Frustration and configurational loss and gain contacts in WT, L166P, and L172Q, where minimally frustrated (green) and highly frustrated (red) residues are depicted. The upper and lower panels show the density and covariance matrices, respectively.

4. Conclusions

SNPs are examined as the most successive hereditary variations related to various human diseases. Broad investigation of SNPs can offer understandings to comprehend the disease-causing component and help discover successful therapies for various complex diseases.

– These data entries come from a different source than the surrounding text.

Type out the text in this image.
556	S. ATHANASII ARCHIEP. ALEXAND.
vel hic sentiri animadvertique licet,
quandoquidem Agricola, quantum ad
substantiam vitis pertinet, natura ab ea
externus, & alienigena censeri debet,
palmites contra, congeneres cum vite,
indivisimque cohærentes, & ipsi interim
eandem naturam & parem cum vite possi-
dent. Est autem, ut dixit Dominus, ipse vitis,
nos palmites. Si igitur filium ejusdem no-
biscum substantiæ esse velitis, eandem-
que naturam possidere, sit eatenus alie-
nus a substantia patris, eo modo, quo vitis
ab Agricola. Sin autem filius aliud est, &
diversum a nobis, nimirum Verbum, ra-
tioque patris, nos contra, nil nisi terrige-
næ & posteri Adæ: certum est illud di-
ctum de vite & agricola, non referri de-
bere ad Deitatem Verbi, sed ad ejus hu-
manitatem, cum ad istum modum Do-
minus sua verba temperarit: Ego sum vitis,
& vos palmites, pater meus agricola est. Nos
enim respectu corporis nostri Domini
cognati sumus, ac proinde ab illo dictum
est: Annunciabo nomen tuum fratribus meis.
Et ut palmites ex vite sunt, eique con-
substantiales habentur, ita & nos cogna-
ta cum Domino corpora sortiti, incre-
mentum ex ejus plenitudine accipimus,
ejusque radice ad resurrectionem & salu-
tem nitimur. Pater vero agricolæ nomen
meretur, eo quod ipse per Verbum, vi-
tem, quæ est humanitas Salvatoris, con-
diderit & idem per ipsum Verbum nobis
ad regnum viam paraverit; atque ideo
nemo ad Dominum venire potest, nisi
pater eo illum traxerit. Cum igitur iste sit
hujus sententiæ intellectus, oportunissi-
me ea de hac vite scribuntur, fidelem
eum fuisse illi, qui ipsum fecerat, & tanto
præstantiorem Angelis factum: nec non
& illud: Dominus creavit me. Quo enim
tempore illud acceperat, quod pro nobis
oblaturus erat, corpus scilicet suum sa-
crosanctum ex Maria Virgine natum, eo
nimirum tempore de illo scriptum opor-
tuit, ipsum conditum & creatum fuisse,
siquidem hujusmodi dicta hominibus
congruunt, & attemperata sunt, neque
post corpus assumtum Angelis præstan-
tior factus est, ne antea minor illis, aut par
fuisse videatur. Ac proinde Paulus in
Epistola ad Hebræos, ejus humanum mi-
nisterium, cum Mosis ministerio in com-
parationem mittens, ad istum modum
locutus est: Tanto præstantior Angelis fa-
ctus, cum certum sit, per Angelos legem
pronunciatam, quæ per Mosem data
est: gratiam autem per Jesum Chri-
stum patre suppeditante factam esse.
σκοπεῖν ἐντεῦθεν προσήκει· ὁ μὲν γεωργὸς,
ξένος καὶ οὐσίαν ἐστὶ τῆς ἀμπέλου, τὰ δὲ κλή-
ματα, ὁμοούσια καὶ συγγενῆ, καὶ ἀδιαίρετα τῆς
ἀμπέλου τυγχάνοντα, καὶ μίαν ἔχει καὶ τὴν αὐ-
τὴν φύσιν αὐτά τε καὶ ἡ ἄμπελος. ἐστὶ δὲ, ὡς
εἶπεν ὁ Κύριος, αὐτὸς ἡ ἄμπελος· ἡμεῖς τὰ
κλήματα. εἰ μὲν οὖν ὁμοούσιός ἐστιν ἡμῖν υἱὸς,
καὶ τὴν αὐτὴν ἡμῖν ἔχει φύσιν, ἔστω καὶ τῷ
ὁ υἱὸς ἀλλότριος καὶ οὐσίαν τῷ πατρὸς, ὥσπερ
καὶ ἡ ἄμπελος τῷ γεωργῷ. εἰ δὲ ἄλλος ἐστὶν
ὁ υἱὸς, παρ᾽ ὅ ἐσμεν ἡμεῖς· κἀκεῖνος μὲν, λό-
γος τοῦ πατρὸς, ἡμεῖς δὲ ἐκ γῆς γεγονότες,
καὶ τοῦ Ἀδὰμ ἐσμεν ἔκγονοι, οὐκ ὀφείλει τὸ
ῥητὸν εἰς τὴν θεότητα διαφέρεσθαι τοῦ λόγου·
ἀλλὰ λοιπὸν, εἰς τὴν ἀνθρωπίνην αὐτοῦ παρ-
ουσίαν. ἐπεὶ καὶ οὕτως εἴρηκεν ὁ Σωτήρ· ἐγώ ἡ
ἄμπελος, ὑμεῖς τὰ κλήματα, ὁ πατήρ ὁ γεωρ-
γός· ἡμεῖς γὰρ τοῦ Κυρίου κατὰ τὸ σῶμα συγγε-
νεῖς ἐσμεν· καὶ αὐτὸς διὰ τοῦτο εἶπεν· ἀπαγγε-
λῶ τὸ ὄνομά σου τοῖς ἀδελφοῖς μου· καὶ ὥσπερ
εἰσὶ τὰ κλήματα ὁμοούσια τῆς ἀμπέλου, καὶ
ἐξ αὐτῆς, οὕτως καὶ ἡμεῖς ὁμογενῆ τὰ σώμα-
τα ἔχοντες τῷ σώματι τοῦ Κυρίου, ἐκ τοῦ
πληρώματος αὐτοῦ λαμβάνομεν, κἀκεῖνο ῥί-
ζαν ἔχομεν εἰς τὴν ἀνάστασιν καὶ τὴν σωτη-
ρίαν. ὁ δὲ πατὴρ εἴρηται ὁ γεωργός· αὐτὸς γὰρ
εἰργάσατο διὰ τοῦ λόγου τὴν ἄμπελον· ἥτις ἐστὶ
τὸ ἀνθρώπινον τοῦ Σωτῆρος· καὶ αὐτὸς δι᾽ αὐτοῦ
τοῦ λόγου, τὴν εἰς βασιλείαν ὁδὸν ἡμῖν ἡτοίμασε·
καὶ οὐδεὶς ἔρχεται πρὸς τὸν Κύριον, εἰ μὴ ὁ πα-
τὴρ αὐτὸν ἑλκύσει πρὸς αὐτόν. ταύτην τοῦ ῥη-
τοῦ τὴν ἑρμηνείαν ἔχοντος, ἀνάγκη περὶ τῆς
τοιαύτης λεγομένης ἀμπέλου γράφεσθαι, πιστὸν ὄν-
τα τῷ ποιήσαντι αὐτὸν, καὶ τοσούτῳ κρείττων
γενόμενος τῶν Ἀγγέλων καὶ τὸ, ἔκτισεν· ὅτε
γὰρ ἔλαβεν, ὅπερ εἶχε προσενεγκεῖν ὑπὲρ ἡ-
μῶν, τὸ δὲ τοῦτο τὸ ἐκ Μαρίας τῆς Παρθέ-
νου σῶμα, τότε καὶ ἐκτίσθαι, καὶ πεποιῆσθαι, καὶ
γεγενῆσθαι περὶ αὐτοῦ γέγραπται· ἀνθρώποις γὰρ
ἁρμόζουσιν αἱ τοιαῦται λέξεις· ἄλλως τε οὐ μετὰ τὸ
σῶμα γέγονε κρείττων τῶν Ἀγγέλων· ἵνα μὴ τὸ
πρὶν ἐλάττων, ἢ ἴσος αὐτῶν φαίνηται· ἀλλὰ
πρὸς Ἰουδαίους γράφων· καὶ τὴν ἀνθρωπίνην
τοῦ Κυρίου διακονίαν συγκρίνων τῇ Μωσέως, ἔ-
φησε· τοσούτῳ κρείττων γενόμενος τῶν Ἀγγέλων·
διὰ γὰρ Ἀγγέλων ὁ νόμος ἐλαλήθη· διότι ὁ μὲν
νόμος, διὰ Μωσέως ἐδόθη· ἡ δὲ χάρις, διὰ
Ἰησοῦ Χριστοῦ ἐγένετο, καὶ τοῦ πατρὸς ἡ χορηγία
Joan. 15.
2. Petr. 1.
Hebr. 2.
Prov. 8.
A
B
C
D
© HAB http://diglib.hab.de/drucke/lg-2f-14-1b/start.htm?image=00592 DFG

In the current study, we examined various mutations in PARK7. The sequence-based and structural-based approaches showed that out of 152 mutations in the PARK7 protein, 76 are considered destabilizing and deleterious. Out of these 76 mutations, 25 were found to be pathogenic. Aggregation propensity was carried out to examine 21 mutations of reduced stability and found that 9 pathogenic mutants accumulate and become insoluble. The structural alteration that occurred by the gain or loss of noncovalent interatomic interactions significantly impacts the amino acid. It may be mutated and become pathogenic, as shown by the extensive structural analysis approach. This study presents a thorough understanding of the pathogenic mutations and their possible effect on disease progression. After an extensive literature survey and analysis, two mutations (L166P & L172Q) were selected and explored in detail. The study suggested that L166P and L172Q mutations can alter the structure and function of PARK7, which might be responsible for the disease’s progression. The detailed understanding of PARK7 mutations will help make therapeutic strategies for associated diseases, including Parkinson’s disease.